最近手に入れた本です。 全日本軍装研究会から刊行された『日本の陶器製兵器1 -陶器製手榴弾-』 第2次世界大戦中に、鉄などの金属不足のため生産された陶器製兵器。 戦時中に生産された陶磁器、いわゆる「統制陶器」については考古学からの研究がいくつかありますが、陶器製兵器に関しては研究が極めて少ないのが現状です。 また、それらは主に陶磁器としての側面に重点がおかれた研究でした。 この『日本の陶器製兵器1 -陶器製手榴弾-』は、陶磁器と兵器の両側面から陶製兵器を検討したもの。 豊富な実測図と写真を収録しており、資料としても貴重です。

以下、目次等を記しておきます。 書名:『日本の陶器製兵器1 -陶器製手榴弾-』 著者:山本達也、淺川道夫、草薙大輔 編集:辻田文雄 発行:全日本軍装研究会 発行日:2010年12月31日 全112ページ 目次 第一章 陶器製手榴弾の兵器としての考察 一、手榴弾四型の開発経緯と名称 二、手榴弾四型弾体の生産体制 三、手榴弾四型の結構 四、陸軍型陶器製手榴弾 五、美濃焼陶器製手榴弾 六、教練用陶器製手榴弾 七、陶器製兵器の実戦配備と使用の諸問題 第二章 陶器製手榴弾の陶器としての考察 一、陶器製手榴弾弾体の製造方法 二、各生産地製品の特徴と製造の様相 まとめ 第三章 陶器製手榴弾に関する諸問題 一、生産から配備に関する問題 二、刻印をめぐる問題 三、硫黄島で撮影された映像に関する問題 幕末の陶製手榴弾について(淺川道夫) 日本ニュース「硫黄島に戦雲迫る」の軍装的考察(草薙大輔) 資料編 第三章の最後にある淺川・草薙両氏の論考以外は、山本達也氏が執筆されています。 資料編の項には、幕末の陶製手榴弾に関する文書や、第2次大戦時の陶製手榴弾を分析した米軍資料が収録されています。
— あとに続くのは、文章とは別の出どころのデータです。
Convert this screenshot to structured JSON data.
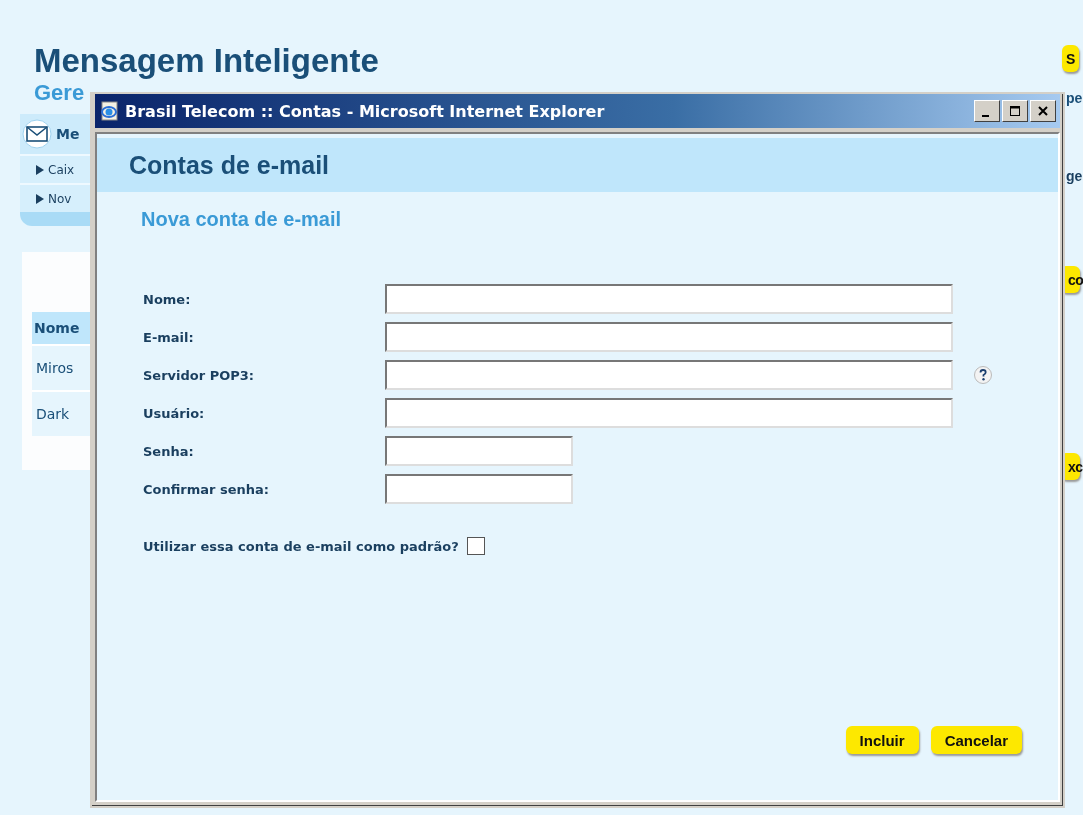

この本を発行している全日本軍装研究会は、旧日本軍の軍装などに関する研究団体としてはかなり権威のある研究会のようです。 本書の編集をされている辻田氏はこの研究会の代表で、軍事史研究者として著名な方。 私は不勉強で今まで存じ上げなかったのですが、この分野では有名な方々が関わって作成された本のようです。 奥付をみると、元々はマンガ・アニメ等の同人誌の交換会である「コミック・マーケット」で販売されたもののようです。 なぜこのような本がそういう場所で売られていたのか不明ですが、やはりこういったマニアックな分野に興味がある人もいるのでしょうか。 ただ、収録されている模式図が非常に素晴らしく、おそらくはイラストレーターの方が関わっているのではないかと思います。 その関係で、「コミック・マーケット」でも販売されたのでしょうか。 陶器製兵器に関して、これだけ詳細に検討し、多くの図面や写真も収録したものは見たことがありません。 内容はレベルが高く、このままどこかの出版社から出して頂きたいほど。 「1」となっているので、続編が出るのでしょうか(次は陶器製地雷とか?)